The Silver Wells property is on the Victorian Heritage Register, which states that the complex is notable for the range of vernacular construction used in the buildings, constructed mainly during the 1870s. For instance, the Stables are constructed in the drop slab method, the original house and Post Office are notched logs, which is a rare form of construction in Colonial Victoria. The dairy extension is built with split weatherboards. The roofs are a mixture of bark or shingles, though they have since been covered by corrugated iron. The four photographs below show some of the buildings and construction details.
The Heritage Register also states that the complex of buildings is located in a most picturesque setting, under mature conifers and with the remnants of a very early garden and orchard surrounding them.
The Silver Wells garden.
John Ure, who died in 1926 aged 85, was a Berwick Shire Councillor. He is pictured below in 1900 outside the Shire Offices in High Street in Berwick. He is the tall chap, sixth from left at the back. According to Genseric (Bill) Parker, author of Forest to Farming : Gembrook an early history, John Ure was six feet two inches. Jane Ure, who was the sister of the Hon James Buchanan of Berwick, died in 1905 aged 69.

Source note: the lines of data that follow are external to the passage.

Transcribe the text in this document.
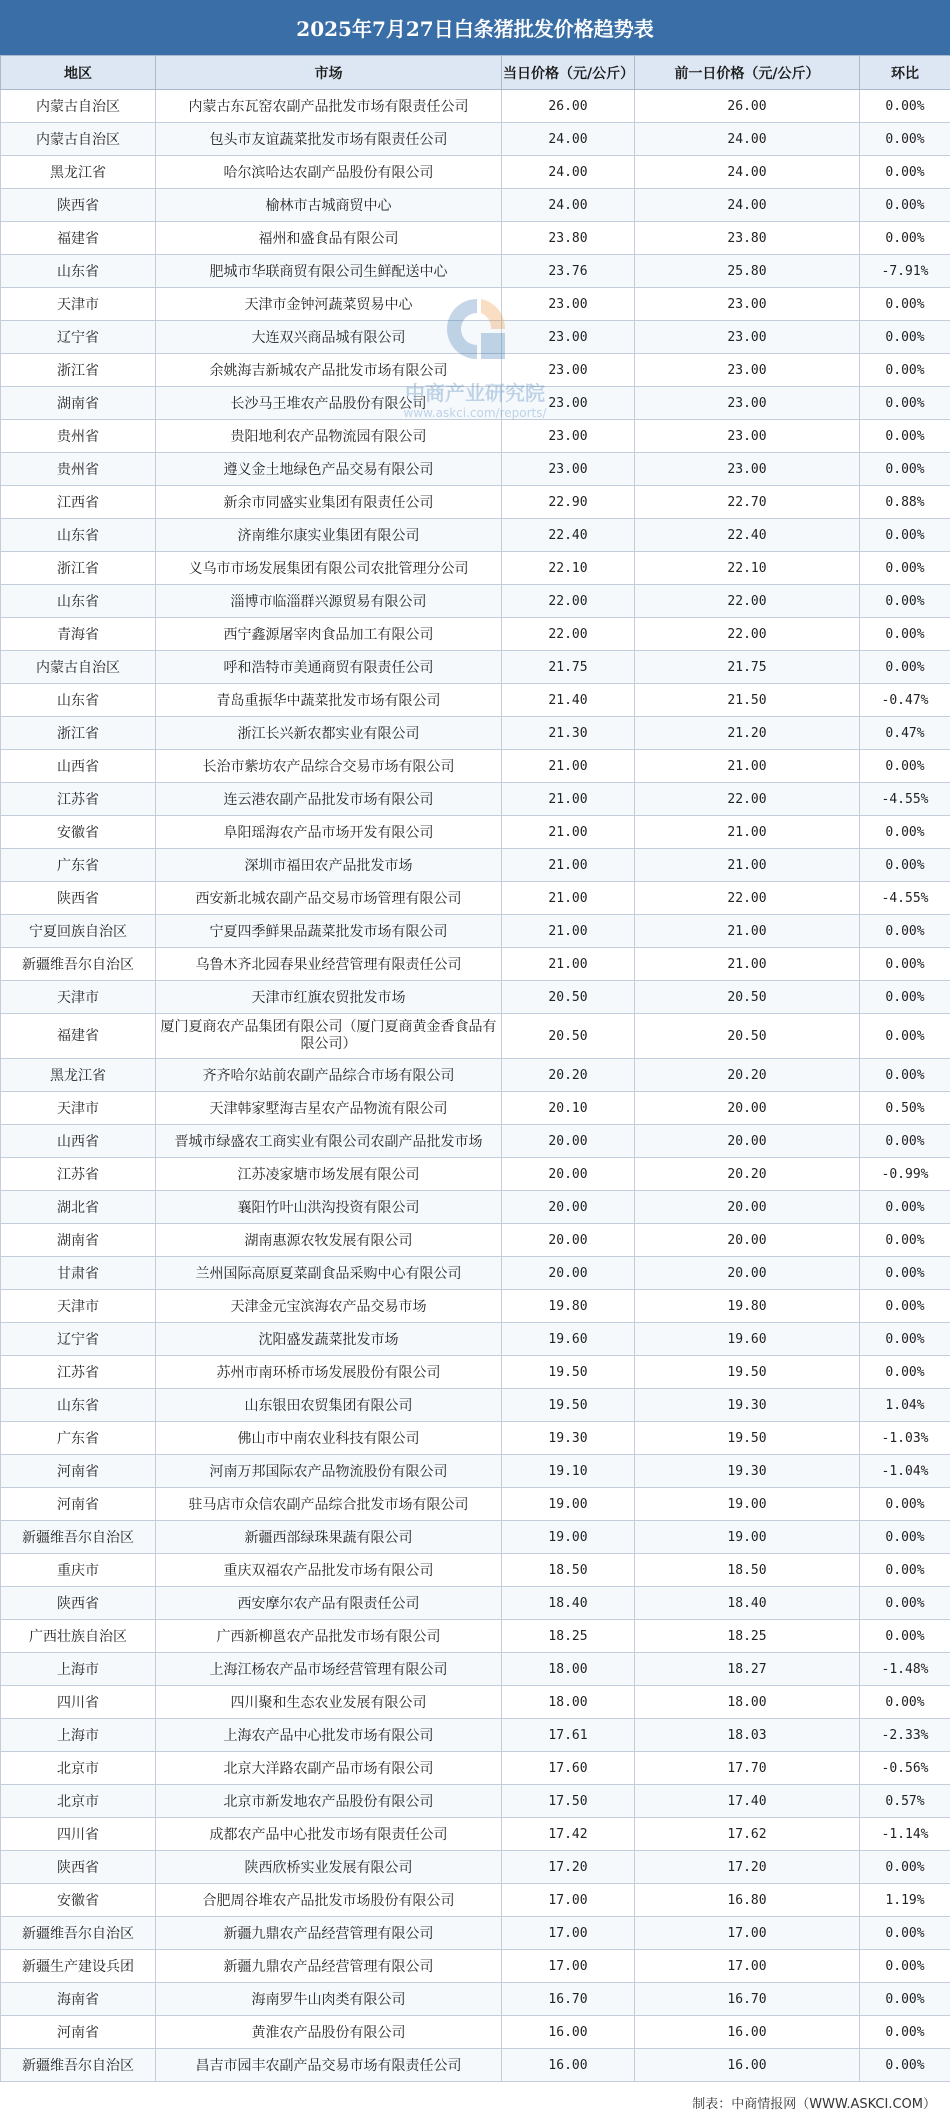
2025年7月27日白条猪批发价格趋势表
地区	市场	当日价格（元/公斤）	前一日价格（元/公斤）	环比
内蒙古自治区	内蒙古东瓦窑农副产品批发市场有限责任公司	26.00	26.00	0.00%
内蒙古自治区	包头市友谊蔬菜批发市场有限责任公司	24.00	24.00	0.00%
黑龙江省	哈尔滨哈达农副产品股份有限公司	24.00	24.00	0.00%
陕西省	榆林市古城商贸中心	24.00	24.00	0.00%
福建省	福州和盛食品有限公司	23.80	23.80	0.00%
山东省	肥城市华联商贸有限公司生鲜配送中心	23.76	25.80	-7.91%
天津市	天津市金钟河蔬菜贸易中心	23.00	23.00	0.00%
辽宁省	大连双兴商品城有限公司	23.00	23.00	0.00%
浙江省	余姚海吉新城农产品批发市场有限公司	23.00	23.00	0.00%
湖南省	长沙马王堆农产品股份有限公司	23.00	23.00	0.00%
贵州省	贵阳地利农产品物流园有限公司	23.00	23.00	0.00%
贵州省	遵义金土地绿色产品交易有限公司	23.00	23.00	0.00%
江西省	新余市同盛实业集团有限责任公司	22.90	22.70	0.88%
山东省	济南维尔康实业集团有限公司	22.40	22.40	0.00%
浙江省	义乌市市场发展集团有限公司农批管理分公司	22.10	22.10	0.00%
山东省	淄博市临淄群兴源贸易有限公司	22.00	22.00	0.00%
青海省	西宁鑫源屠宰肉食品加工有限公司	22.00	22.00	0.00%
内蒙古自治区	呼和浩特市美通商贸有限责任公司	21.75	21.75	0.00%
山东省	青岛重振华中蔬菜批发市场有限公司	21.40	21.50	-0.47%
浙江省	浙江长兴新农都实业有限公司	21.30	21.20	0.47%
山西省	长治市紫坊农产品综合交易市场有限公司	21.00	21.00	0.00%
江苏省	连云港农副产品批发市场有限公司	21.00	22.00	-4.55%
安徽省	阜阳瑶海农产品市场开发有限公司	21.00	21.00	0.00%
广东省	深圳市福田农产品批发市场	21.00	21.00	0.00%
陕西省	西安新北城农副产品交易市场管理有限公司	21.00	22.00	-4.55%
宁夏回族自治区	宁夏四季鲜果品蔬菜批发市场有限公司	21.00	21.00	0.00%
新疆维吾尔自治区	乌鲁木齐北园春果业经营管理有限责任公司	21.00	21.00	0.00%
天津市	天津市红旗农贸批发市场	20.50	20.50	0.00%
福建省	厦门夏商农产品集团有限公司（厦门夏商黄金香食品有限公司）	20.50	20.50	0.00%
黑龙江省	齐齐哈尔站前农副产品综合市场有限公司	20.20	20.20	0.00%
天津市	天津韩家墅海吉星农产品物流有限公司	20.10	20.00	0.50%
山西省	晋城市绿盛农工商实业有限公司农副产品批发市场	20.00	20.00	0.00%
江苏省	江苏凌家塘市场发展有限公司	20.00	20.20	-0.99%
湖北省	襄阳竹叶山洪沟投资有限公司	20.00	20.00	0.00%
湖南省	湖南惠源农牧发展有限公司	20.00	20.00	0.00%
甘肃省	兰州国际高原夏菜副食品采购中心有限公司	20.00	20.00	0.00%
天津市	天津金元宝滨海农产品交易市场	19.80	19.80	0.00%
辽宁省	沈阳盛发蔬菜批发市场	19.60	19.60	0.00%
江苏省	苏州市南环桥市场发展股份有限公司	19.50	19.50	0.00%
山东省	山东银田农贸集团有限公司	19.50	19.30	1.04%
广东省	佛山市中南农业科技有限公司	19.30	19.50	-1.03%
河南省	河南万邦国际农产品物流股份有限公司	19.10	19.30	-1.04%
河南省	驻马店市众信农副产品综合批发市场有限公司	19.00	19.00	0.00%
新疆维吾尔自治区	新疆西部绿珠果蔬有限公司	19.00	19.00	0.00%
重庆市	重庆双福农产品批发市场有限公司	18.50	18.50	0.00%
陕西省	西安摩尔农产品有限责任公司	18.40	18.40	0.00%
广西壮族自治区	广西新柳邕农产品批发市场有限公司	18.25	18.25	0.00%
上海市	上海江杨农产品市场经营管理有限公司	18.00	18.27	-1.48%
四川省	四川聚和生态农业发展有限公司	18.00	18.00	0.00%
上海市	上海农产品中心批发市场有限公司	17.61	18.03	-2.33%
北京市	北京大洋路农副产品市场有限公司	17.60	17.70	-0.56%
北京市	北京市新发地农产品股份有限公司	17.50	17.40	0.57%
四川省	成都农产品中心批发市场有限责任公司	17.42	17.62	-1.14%
陕西省	陕西欣桥实业发展有限公司	17.20	17.20	0.00%
安徽省	合肥周谷堆农产品批发市场股份有限公司	17.00	16.80	1.19%
新疆维吾尔自治区	新疆九鼎农产品经营管理有限公司	17.00	17.00	0.00%
新疆生产建设兵团	新疆九鼎农产品经营管理有限公司	17.00	17.00	0.00%
海南省	海南罗牛山肉类有限公司	16.70	16.70	0.00%
河南省	黄淮农产品股份有限公司	16.00	16.00	0.00%
新疆维吾尔自治区	昌吉市园丰农副产品交易市场有限责任公司	16.00	16.00	0.00%
中商产业研究院
www.askci.com/reports/
制表：中商情报网（WWW.ASKCI.COM）
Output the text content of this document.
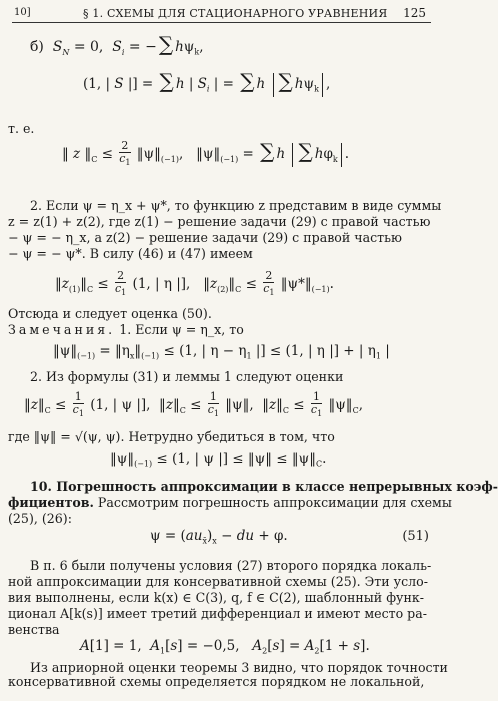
10]	§ 1. СХЕМЫ ДЛЯ СТАЦИОНАРНОГО УРАВНЕНИЯ 125
б)  $S_N = 0$,  $S_i$ = − ∑ $h\psi_k$,
(1, | S |] = ∑ h | $S_i$ | = ∑ h ∑ $h\psi_k$ ,
т. е.
‖ z $‖_C \le \frac{2}{c_1}$ $‖\psi‖_{(-1)}$,   $‖\psi‖_{(-1)}$ = ∑ h ∑ $h\varphi_k$ .
2. Если ψ = η_x + ψ*, то функцию z представим в виде суммы
z = z(1) + z(2), где z(1) − решение задачи (29) с правой частью
− ψ = − η_x, а z(2) − решение задачи (29) с правой частью
− ψ = − ψ*. В силу (46) и (47) имеем
$‖z_{(1)}‖_C \le \frac{2}{c_1} (1$, | η |],   $‖z_{(2)}‖_C \le \frac{2}{c_1}$ $‖\psi*‖_{(-1)}$.
Отсюда и следует оценка (50).
Замечания. 1. Если ψ = η_x, то
$‖\psi‖_{(-1)}$ = $‖\eta_x‖_{(-1)} \le (1$, | $\eta - \eta_1$ |] ≤ (1, | η |] + | $\eta_1$ |
2. Из формулы (31) и леммы 1 следуют оценки
$‖z‖_C \le \frac{1}{c_1} (1$, | ψ |],  $‖z‖_C \le \frac{1}{c_1}$ ‖ψ‖,  $‖z‖_C \le \frac{1}{c_1}$ $‖\psi‖_C$,
где ‖ψ‖ = √(ψ, ψ). Нетрудно убедиться в том, что
$‖\psi‖_{(-1)} \le (1$, | ψ |] ≤ ‖ψ‖ ≤ $‖\psi‖_C$.
10. Погрешность аппроксимации в классе непрерывных коэф-
фициентов. Рассмотрим погрешность аппроксимации для схемы
(25), (26):
$\psi = (au_{x̄})_x$ − du + φ.	(51)
В п. 6 были получены условия (27) второго порядка локаль-
ной аппроксимации для консервативной схемы (25). Эти усло-
вия выполнены, если k(x) ∈ C(3), q, f ∈ C(2), шаблонный функ-
ционал A[k(s)] имеет третий дифференциал и имеют место ра-
венства
A[1] = 1,  $A_1[s] = -0,5$,   $A_2[s] = A_2[1 + s]$.
Из априорной оценки теоремы 3 видно, что порядок точности
консервативной схемы определяется порядком не локальной,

Berwick Shire Hall, c. 1900. Photograph reproduced from
The Early Days of Berwick and its surrounding districts.
The Early Days of Berwick and its surrounding districts.
John Ure owned a bullock team as did his son, John, known as Jack. Jack's two eldest sons, Bob and Dave, also worked bullock teams. Bill Parker has an interesting account in his book of the cartage of a steam engine , weighing eight or nine tons, from a timber mill site to the railway at Nar Nar Goon. Jack and his sons had a team of twenty bullocks and firstly they had to haul the engine up a slope from the Mill site using a block and tackle, and they then had to drag it into Gembrook, a distance of three miles. This proceduere took a whole day. The next day a team of twelve bullocks drove the engine to the Nar Nar Goon station , via Mount Eirene, this journey took another whole day. They then had to return to Nar Nar Goon on the third day to load the engine onto a flat top train truck.